As palavras de Vítor interrompem a melodia do correr da água e cantar das cigarras que aos ouvidos citadinos ainda parece estranha, mesmo depois de um dia de imersão no vale do Mondego. "Isto é o Algarve do interior", diz, apontando para o cenário à sua volta, no qual, a esta hora, pouco se distingue para além dos incontáveis pontos brilhantes que cobrem o céu. Reconhecemos o contorno da serra por uma série de luzes intermitentes vermelhas. São dos aerogeradores plantados a 940 metros de altura, de onde se avista toda a paisagem do vale do rio, e por onde planeamos começar o nosso percurso pedestre no dia seguinte.

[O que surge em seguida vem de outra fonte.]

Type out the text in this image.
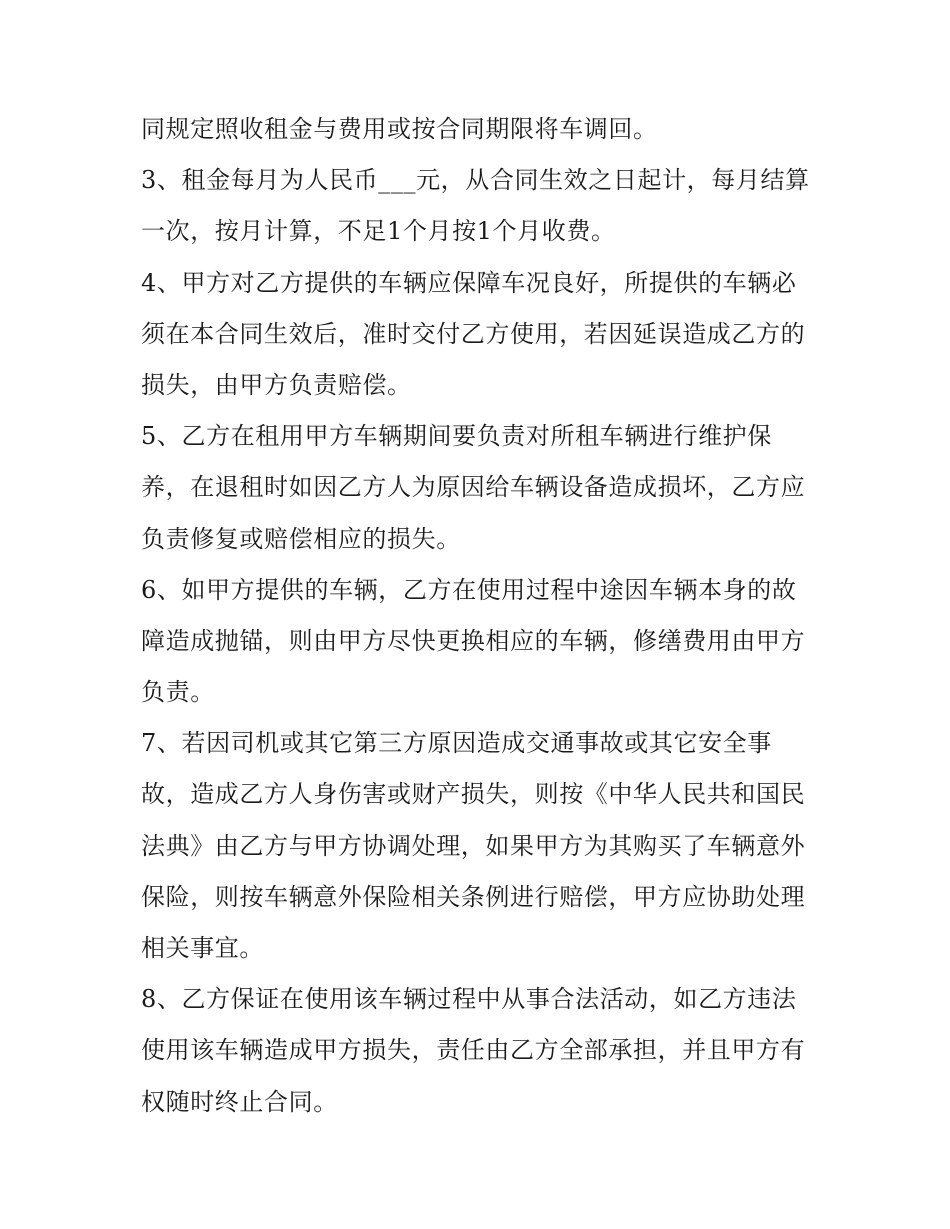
同规定照收租金与费用或按合同期限将车调回。
3、租金每月为人民币___元，从合同生效之日起计，每月结算
一次，按月计算，不足1个月按1个月收费。
4、甲方对乙方提供的车辆应保障车况良好，所提供的车辆必
须在本合同生效后，准时交付乙方使用，若因延误造成乙方的
损失，由甲方负责赔偿。
5、乙方在租用甲方车辆期间要负责对所租车辆进行维护保
养，在退租时如因乙方人为原因给车辆设备造成损坏，乙方应
负责修复或赔偿相应的损失。
6、如甲方提供的车辆，乙方在使用过程中途因车辆本身的故
障造成抛锚，则由甲方尽快更换相应的车辆，修缮费用由甲方
负责。
7、若因司机或其它第三方原因造成交通事故或其它安全事
故，造成乙方人身伤害或财产损失，则按《中华人民共和国民
法典》由乙方与甲方协调处理，如果甲方为其购买了车辆意外
保险，则按车辆意外保险相关条例进行赔偿，甲方应协助处理
相关事宜。
8、乙方保证在使用该车辆过程中从事合法活动，如乙方违法
使用该车辆造成甲方损失，责任由乙方全部承担，并且甲方有
权随时终止合同。
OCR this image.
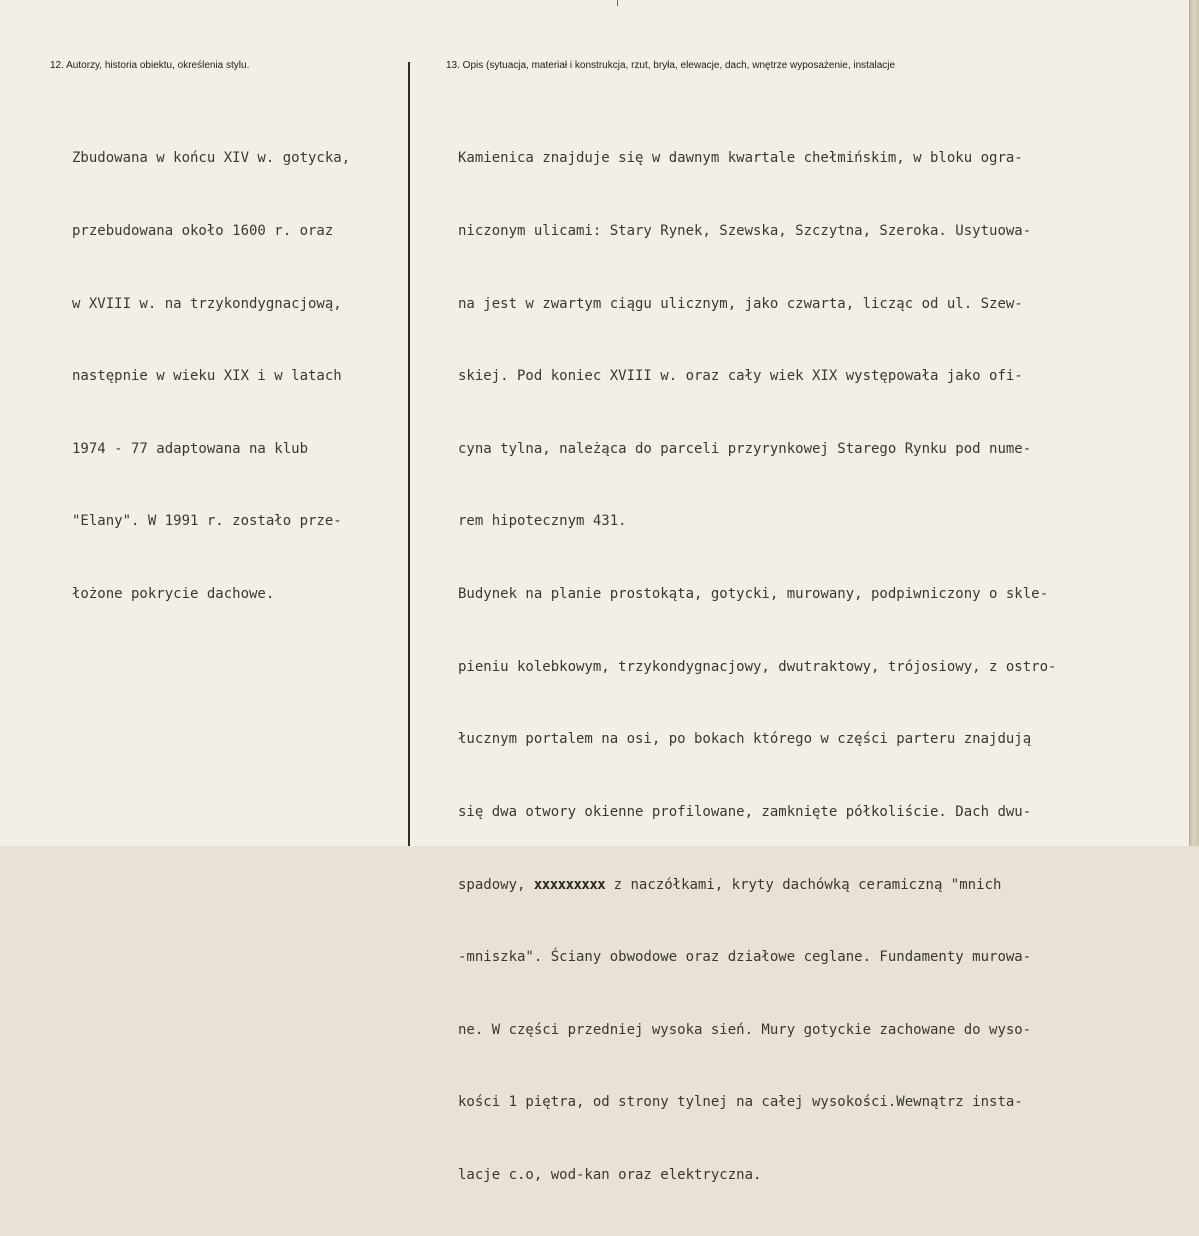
12. Autorzy, historia obiektu, określenia stylu.	13. Opis (sytuacja, materiał i konstrukcja, rzut, bryła, elewacje, dach, wnętrze wyposażenie, instalacje

Zbudowana w końcu XIV w. gotycka,

przebudowana około 1600 r. oraz

w XVIII w. na trzykondygnacjową,

następnie w wieku XIX i w latach

1974 - 77 adaptowana na klub

"Elany". W 1991 r. zostało prze-

łożone pokrycie dachowe.

Kamienica znajduje się w dawnym kwartale chełmińskim, w bloku ogra-

niczonym ulicami: Stary Rynek, Szewska, Szczytna, Szeroka. Usytuowa-

na jest w zwartym ciągu ulicznym, jako czwarta, licząc od ul. Szew-

skiej. Pod koniec XVIII w. oraz cały wiek XIX występowała jako ofi-

cyna tylna, należąca do parceli przyrynkowej Starego Rynku pod nume-

rem hipotecznym 431.

Budynek na planie prostokąta, gotycki, murowany, podpiwniczony o skle-

pieniu kolebkowym, trzykondygnacjowy, dwutraktowy, trójosiowy, z ostro-

łucznym portalem na osi, po bokach którego w części parteru znajdują

się dwa otwory okienne profilowane, zamknięte półkoliście. Dach dwu-

spadowy, xxxxxxxxx z naczółkami, kryty dachówką ceramiczną "mnich

-mniszka". Ściany obwodowe oraz działowe ceglane. Fundamenty murowa-

ne. W części przedniej wysoka sień. Mury gotyckie zachowane do wyso-

kości 1 piętra, od strony tylnej na całej wysokości.Wewnątrz insta-

lacje c.o, wod-kan oraz elektryczna.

O caminho, apelidado de "trilho da água" pela câmara da Guarda, também se pode iniciar 400 metros antes, junto ao chafariz da Dorna, situado numa das mais antigas entradas da cidade mais alta de Portugal. Ao todo, a rota sugerida tem pouco mais de sete quilómetros, que demoram cerca de duas horas a ser percorridos, dependendo do ritmo do passo de cada um. No desdobrável promocional, o "cidadão urbano" é convidado a "revisitar o vale do Mondego". Foi o que fizemos.
O passeio é indicado mesmo para quem não é muito dado a longas caminhadas, e é incontornável para quem quer apreciar a plenitude das paisagens agrestes do vale e a tranquilidade do ambiente natural da serra, onde, durante todo o percurso, não nos cruzamos com uma única pessoa.
Há também a possibilidade de percorrer parte do mesmo de carro, o que permite vislumbrar apenas uma amostra das vistas sobre o vale e da flora que o reveste. Mas mesmo essa amostra vale a viagem até ao topo da serra, para ver o fim do dia cobrir as searas de tons de dourado.
Para a caminhada a pé, tivemos a sorte de conseguir uma boleia em direcção à Guarda, que nos deixou junto aos modernos moinhos de vento. Mas é possível também apanhar um táxi na aldeia. Ou ainda, para quem estiver disposto a começar o dia bem cedo, é possível subir a serra de camioneta. De segunda a sexta-feira, a "camioneta dos trabalhadores" faz a ligação à Guarda, com partida às 7h00 da Aldeia Viçosa, mas convém confirmar os horários junto da companhia rodoviária, porque variam consoante a altura do ano.
Outra opção, "se a coragem não faltar", avisa o cartaz promocional do trilho, é percorrê-lo de volta, a subir, para quem parte da Guarda no planalto, ou a descer, para quem vem da aldeia no vale. Neste caso é preciso escolher bem as horas para partir para esta aventura, visto não ser aconselhável fazer uma caminhada ao sol durante as horas mais quentes do dia.
Começamos então, bem cedo para aproveitar o ar fresco da manhã, junto aos cata-ventos gigantes, que, não fossem as esporádicas manifestações de descuido humano na recolha de lixo, seriam a única marca da presença do homem contemporâneo durante a parte inicial do percurso. O mesmo não se pode dizer das pegadas históricas deixadas por estes lados.
Poucos passos no caminho que rasga a vegetação e começamos a avistar vestígios de ocupação humana que remonta à Idade do Ferro, como uma cruz cravada num bloco de pedra, perdido no meio da seara. Entre formações esculturais naturais de granito, rodeadas de rosmaninho e flores de camomila, seguimos por um trilho, ajudados pela sinalética pintada para o efeito pelo caminho: duas riscas paralelas na horizontal, uma amarela e uma vermelha quando se está a ir pelo caminho certo, uma cruz na direcção errada, ou setas nas mesmas cores a indicar o caminho que devemos seguir. O posto de turismo da Guarda adverte para o facto de parte da sinalética ter sido vandalizada, pelo que importa ter algum cuidado durante o percurso - e isto talvez explique a nossa dificuldade em encontrar a segunda parte do percurso, depois de cruzarmos a estrada nacional.